Compound interest

Compound interest is interest earning interest. Each period, the interest is added to the balance, and the next period's interest is calculated on that new, larger balance. This is the single most important idea in all of finance.

The formula

With PV as the starting amount, i the rate per period and n the number of periods:

FV = PV * (1 + i)^n

The exponent n is what makes growth accelerate — the balance grows geometrically, not in a straight line.

Worked example

The same R$ 1,000 at 1% per month, but now compounding, over 6 months:

FV = 1000 * (1 + 0.01)^6
FV = 1000 * 1.061520...
FV = 1,061.52

Compare with simple interest's R$ 1,060.00. The extra R$ 1.52 is interest earned on prior interest.

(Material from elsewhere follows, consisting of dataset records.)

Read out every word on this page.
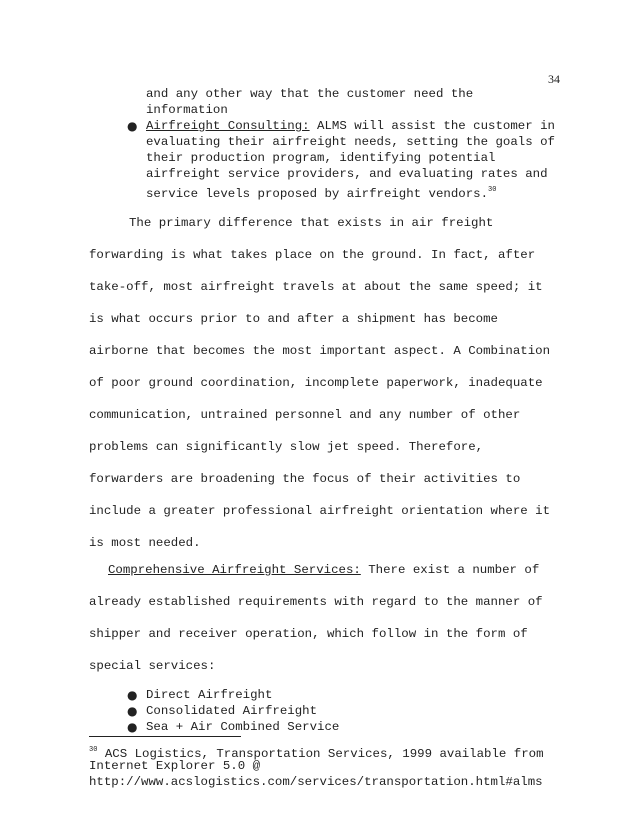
34
and any other way that the customer need the
information
● Airfreight Consulting: ALMS will assist the customer in
evaluating their airfreight needs, setting the goals of
their production program, identifying potential
airfreight service providers, and evaluating rates and
service levels proposed by airfreight vendors.$^{30}$
The primary difference that exists in air freight
forwarding is what takes place on the ground. In fact, after
take-off, most airfreight travels at about the same speed; it
is what occurs prior to and after a shipment has become
airborne that becomes the most important aspect. A Combination
of poor ground coordination, incomplete paperwork, inadequate
communication, untrained personnel and any number of other
problems can significantly slow jet speed. Therefore,
forwarders are broadening the focus of their activities to
include a greater professional airfreight orientation where it
is most needed.
Comprehensive Airfreight Services: There exist a number of
already established requirements with regard to the manner of
shipper and receiver operation, which follow in the form of
special services:
● Direct Airfreight
● Consolidated Airfreight
● Sea + Air Combined Service
$^{30}$ ACS Logistics, Transportation Services, 1999 available from
Internet Explorer 5.0 @
http://www.acslogistics.com/services/transportation.html#alms
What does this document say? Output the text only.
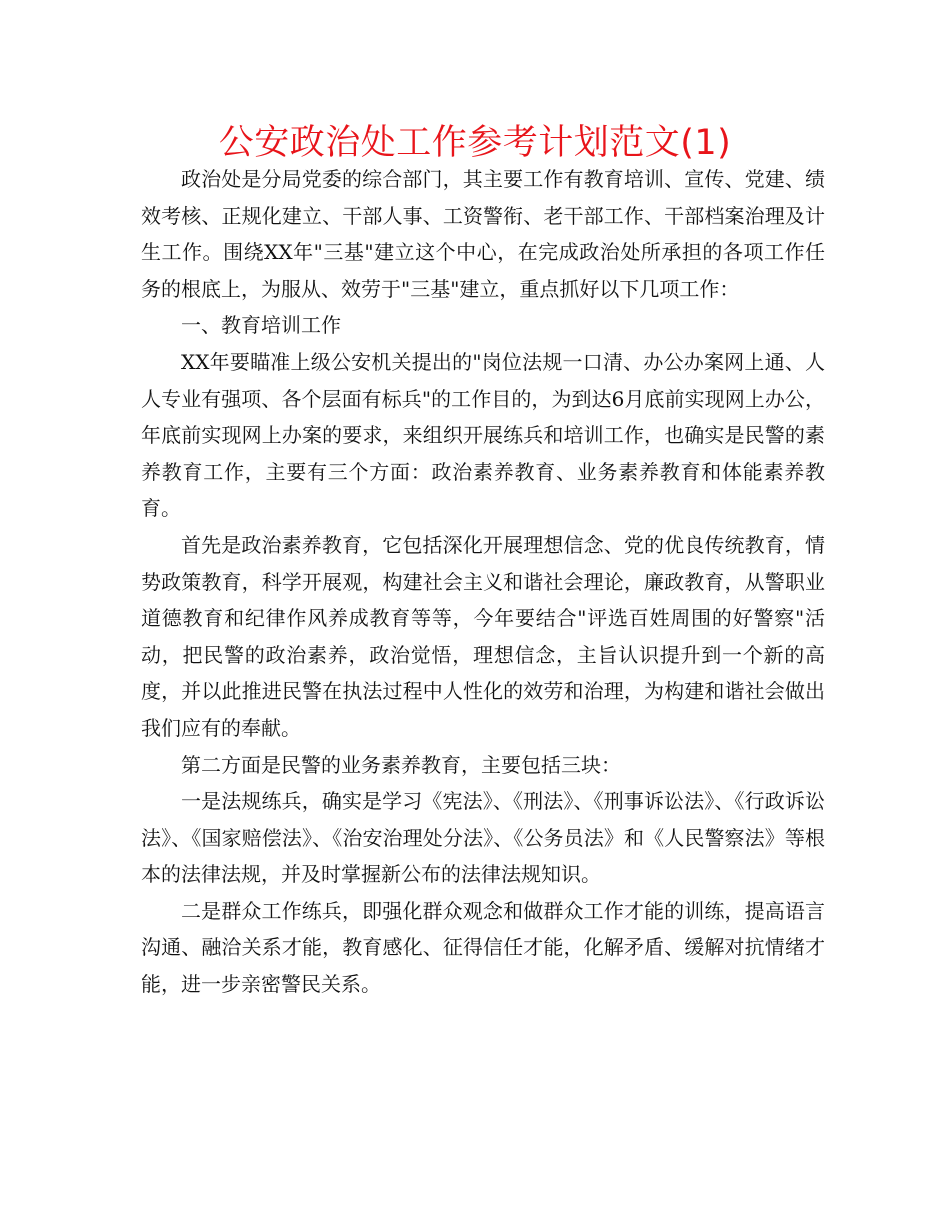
公安政治处工作参考计划范文(1)

政治处是分局党委的综合部门，其主要工作有教育培训、宣传、党建、绩效考核、正规化建立、干部人事、工资警衔、老干部工作、干部档案治理及计生工作。围绕XX年"三基"建立这个中心，在完成政治处所承担的各项工作任务的根底上，为服从、效劳于"三基"建立，重点抓好以下几项工作：

一、教育培训工作

XX年要瞄准上级公安机关提出的"岗位法规一口清、办公办案网上通、人人专业有强项、各个层面有标兵"的工作目的，为到达6月底前实现网上办公，年底前实现网上办案的要求，来组织开展练兵和培训工作，也确实是民警的素养教育工作，主要有三个方面：政治素养教育、业务素养教育和体能素养教育。

首先是政治素养教育，它包括深化开展理想信念、党的优良传统教育，情势政策教育，科学开展观，构建社会主义和谐社会理论，廉政教育，从警职业道德教育和纪律作风养成教育等等，今年要结合"评选百姓周围的好警察"活动，把民警的政治素养，政治觉悟，理想信念，主旨认识提升到一个新的高度，并以此推进民警在执法过程中人性化的效劳和治理，为构建和谐社会做出我们应有的奉献。

第二方面是民警的业务素养教育，主要包括三块：

一是法规练兵，确实是学习《宪法》、《刑法》、《刑事诉讼法》、《行政诉讼法》、《国家赔偿法》、《治安治理处分法》、《公务员法》和《人民警察法》等根本的法律法规，并及时掌握新公布的法律法规知识。

二是群众工作练兵，即强化群众观念和做群众工作才能的训练，提高语言沟通、融洽关系才能，教育感化、征得信任才能，化解矛盾、缓解对抗情绪才能，进一步亲密警民关系。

Over 6 months it is tiny — but stretch it to 10 years (120 months):

FV = 1000 * (1.01)^120 = 1000 * 3.3004 = 3,300.39

The same deposit becomes R$ 3,300 compounding versus only R$ 2,200 with simple interest (1000 * (1 + 0.01 * 120)). Time is the multiplier.

Compounding frequency

The more often interest is added, the faster it grows. A nominal 12% per year gives different results depending on frequency:

• Once a year: 1000 * (1.12) = 1,120
• Monthly (1% * 12): 1000 * (1.01)^12 = 1,126.83

More frequent compounding always wins for the saver — and costs more for the borrower. We make this precise in the effective rate lesson.